Search code examples
matlabhistogramcurve-fittingnormal-distributionbinning

Specifying bin edges when fitting a normal distribution using histfit


I want to fit a histogram to some data using predefined bins. All my data points are between 1 and 10, so I want the bins to start from xmin=1, and end at xmax=10, with a step of 0.5.

I use the following commands:

x = d1.data(:,4); % x is my data
H = histfit(x,10,'normal'); % fits a histogram using 10 bins 

However when doing the above, bins are determined automatically per dataset and do not correspond to the edges I want. How can I ensure that the same bin edges are used for all datasets?


Solution

  • If you have access to the Curve Fitting Toolbox, I would suggest another approach that provides the required flexibility.

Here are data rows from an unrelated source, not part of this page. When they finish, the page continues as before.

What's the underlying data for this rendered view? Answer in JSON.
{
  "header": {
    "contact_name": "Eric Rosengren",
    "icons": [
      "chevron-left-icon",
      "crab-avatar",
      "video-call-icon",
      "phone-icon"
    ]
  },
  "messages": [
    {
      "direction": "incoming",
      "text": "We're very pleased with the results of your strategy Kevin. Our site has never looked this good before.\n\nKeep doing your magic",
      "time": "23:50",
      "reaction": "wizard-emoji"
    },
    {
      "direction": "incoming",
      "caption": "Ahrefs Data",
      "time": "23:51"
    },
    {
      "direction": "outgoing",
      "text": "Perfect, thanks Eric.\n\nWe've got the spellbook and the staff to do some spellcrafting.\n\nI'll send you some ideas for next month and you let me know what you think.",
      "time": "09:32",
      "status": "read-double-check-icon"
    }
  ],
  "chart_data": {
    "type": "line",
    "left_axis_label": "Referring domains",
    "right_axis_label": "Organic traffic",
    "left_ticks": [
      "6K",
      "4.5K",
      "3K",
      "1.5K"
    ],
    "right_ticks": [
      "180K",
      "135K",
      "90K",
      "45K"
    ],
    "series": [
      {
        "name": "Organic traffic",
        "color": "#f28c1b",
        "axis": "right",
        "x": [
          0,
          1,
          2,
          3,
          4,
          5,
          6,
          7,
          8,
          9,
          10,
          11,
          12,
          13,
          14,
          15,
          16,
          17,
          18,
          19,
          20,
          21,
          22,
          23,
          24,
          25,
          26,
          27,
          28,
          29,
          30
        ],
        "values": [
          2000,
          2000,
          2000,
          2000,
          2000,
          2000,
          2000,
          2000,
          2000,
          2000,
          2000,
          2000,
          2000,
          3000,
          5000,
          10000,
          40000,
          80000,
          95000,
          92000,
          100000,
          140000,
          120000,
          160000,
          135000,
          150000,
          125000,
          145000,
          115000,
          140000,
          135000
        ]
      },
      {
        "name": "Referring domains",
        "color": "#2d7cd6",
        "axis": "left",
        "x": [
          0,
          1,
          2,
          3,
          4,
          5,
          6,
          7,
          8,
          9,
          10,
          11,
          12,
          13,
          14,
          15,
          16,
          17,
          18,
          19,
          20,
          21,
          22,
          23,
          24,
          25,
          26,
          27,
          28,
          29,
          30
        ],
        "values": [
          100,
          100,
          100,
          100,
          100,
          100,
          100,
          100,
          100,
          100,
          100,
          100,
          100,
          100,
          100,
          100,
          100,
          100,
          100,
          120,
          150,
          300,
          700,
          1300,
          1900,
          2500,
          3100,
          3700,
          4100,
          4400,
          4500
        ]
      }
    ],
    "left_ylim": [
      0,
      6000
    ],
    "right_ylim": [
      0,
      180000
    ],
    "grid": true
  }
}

This involves doing the fit "yourself" instead of relying on histfit:

    % Generate some data:
    rng(66221105) % set random seed, for reproducibility
    REAL_SIG = 1.95;
    REAL_MU = 5.5;
    X = randn(200,1)*REAL_SIG + REAL_MU;
    
    % Define the bin edges you want
    EDGES = 1:0.5:10;
    
    % Bin the data according to the predefined edges:
    Y = histcounts(X, EDGES);
    
    % Fit a normal distribution using the curve fitting tool:
    binCenters = conv(EDGES, [0.5, 0.5], 'valid'); % moving average
    [xData, yData] = prepareCurveData( binCenters, Y );
    
    ft = fittype( 'gauss1' );
    fitresult = fit( xData, yData, ft );
    disp(fitresult); % optional
    
    % Plot fit with data (optional)
    figure(); 
    histogram(X, EDGES); hold on; grid on;
    plot(fitresult); 
    

    Which yields the following plot:

    enter image description here

    and the fitted model:

     General model Gauss1:
     fitresult(x) =  a1*exp(-((x-b1)/c1)^2)
     Coefficients (with 95% confidence bounds):
       a1 =       19.65  (17.62, 21.68)
       b1 =        5.15  (4.899, 5.401)
       c1 =       2.971  (2.595, 3.348)